|Romantic Religion: A Study of Owen Barfield, C.S. Lewis, Charles Williams, J.R.R. Tolkien|
|Illustrator||Claude Monet (cover art, 2nd ed)|
|Publisher||University of Georgia Press (1st ed); Great Barrington, MA: Lindisfarne Books (2nd ed)|
|Released||1971 (1st ed); 2006 (2nd ed)|
|Format||Hardback (1st ed); paperback (2nd ed)|
Romantic Religion: A Study of Owen Barfield, C.S. Lewis, Charles Williams, J.R.R. Tolkien is an analysis of the works of four Inklings: Owen Barfield, C.S. Lewis, Charles Williams and J.R.R. Tolkien. It was first published in 1971; a second edition appeared in 2006.
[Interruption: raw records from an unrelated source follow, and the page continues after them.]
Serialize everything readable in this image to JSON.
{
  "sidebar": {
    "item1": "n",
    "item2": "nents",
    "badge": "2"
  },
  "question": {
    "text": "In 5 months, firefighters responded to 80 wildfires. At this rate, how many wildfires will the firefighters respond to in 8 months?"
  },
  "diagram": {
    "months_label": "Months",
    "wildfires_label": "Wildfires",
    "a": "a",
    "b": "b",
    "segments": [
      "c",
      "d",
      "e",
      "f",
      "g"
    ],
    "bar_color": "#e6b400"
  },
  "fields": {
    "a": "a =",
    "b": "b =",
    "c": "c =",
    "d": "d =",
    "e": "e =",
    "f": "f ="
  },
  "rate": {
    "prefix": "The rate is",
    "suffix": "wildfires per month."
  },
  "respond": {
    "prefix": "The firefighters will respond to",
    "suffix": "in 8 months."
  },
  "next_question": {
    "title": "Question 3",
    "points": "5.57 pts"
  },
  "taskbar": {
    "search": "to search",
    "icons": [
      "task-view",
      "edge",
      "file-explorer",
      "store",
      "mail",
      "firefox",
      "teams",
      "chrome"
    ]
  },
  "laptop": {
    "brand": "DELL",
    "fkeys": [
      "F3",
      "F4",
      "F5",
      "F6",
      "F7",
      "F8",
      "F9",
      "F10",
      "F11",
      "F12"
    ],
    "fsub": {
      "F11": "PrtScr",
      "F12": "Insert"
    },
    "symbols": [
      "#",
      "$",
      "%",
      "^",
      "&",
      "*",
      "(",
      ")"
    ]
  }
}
- Preface [to the second edition]
- Chapter One: Introduction
- Chapter Two: Owen Barfield and the Baptism of the Imagination
- Chapter Three: C.S. Lewis and the Baptism of the Imagination
- Chapter Four: Charles Williams and Romantic Theology
- Chapter Five: J.R.R. Tolkien and The Lord of the Rings
- Chapter Six: Conclusion
 From the publisher
When Romantic Religion was first published thirty-five years ago, no one dreamed that Lord of the Rings and The Chronicles of Narnia would one day be boxoffice hits and that their authors, J.R.R. Tolkien and C.S. Lewis, would be household names. R.J. Reilly's remarkably readable and perceptive book about the two writers and their two brilliant friends, Owen Barfield and Charles Williams, was soon treasured by fans as the best book on their circle of writer-philosophers, the Inklings. Romantic Religion went out of print and commanded high prices on the rare-book market. Now it has finally been republished so that a new generation of readers can delve into this book, whose relevance has kept pace with the growing reputations of its subjects. The title Romantic Religion reflects Reilly's premise that these four thinkers share a "matured romanticism." For them, creative imagination is central, with literary and religious views intimately related. Reilly devotes an insightful chapter to each of the writers and, in his conclusion, discusses their differences and similarities. Barfield fans will be especially impressed by the author's ability to clarify Barfield's famously condensed prose. In a compelling new preface, Reilly considers the changing reputations of the four writers and their relevance for today's readers. The book was first published, he tells us, during a war and horrendous societal dilemmas, not very different from those that plague the world today. Now, as then, says Reilly, the four writers remind us of "the possibility of a higher and saner life." They remind us that "if we belong to the party not of memory but of hope, it is because we are imaginative beings and can imagine better beings and better worlds." This is the first study to examine in depth the theological and philosophic implications of the work of that remarkable group of writers now called the Oxford Christians. In focusing on the central religious concern of the group, R.J. Reilly provides and approach that is destined to become normative. This is not a work of convention literary biography (even less hagiography) or conventional literary history. Rather, it is intellectually informed criticism that makes possible a deep understanding of the enduring dimensions of the work of four of the most attractive and challenging writers of our time. With the republication of Romantic Religion, this wise, penetrating picture of our own possibilities is put before us once more.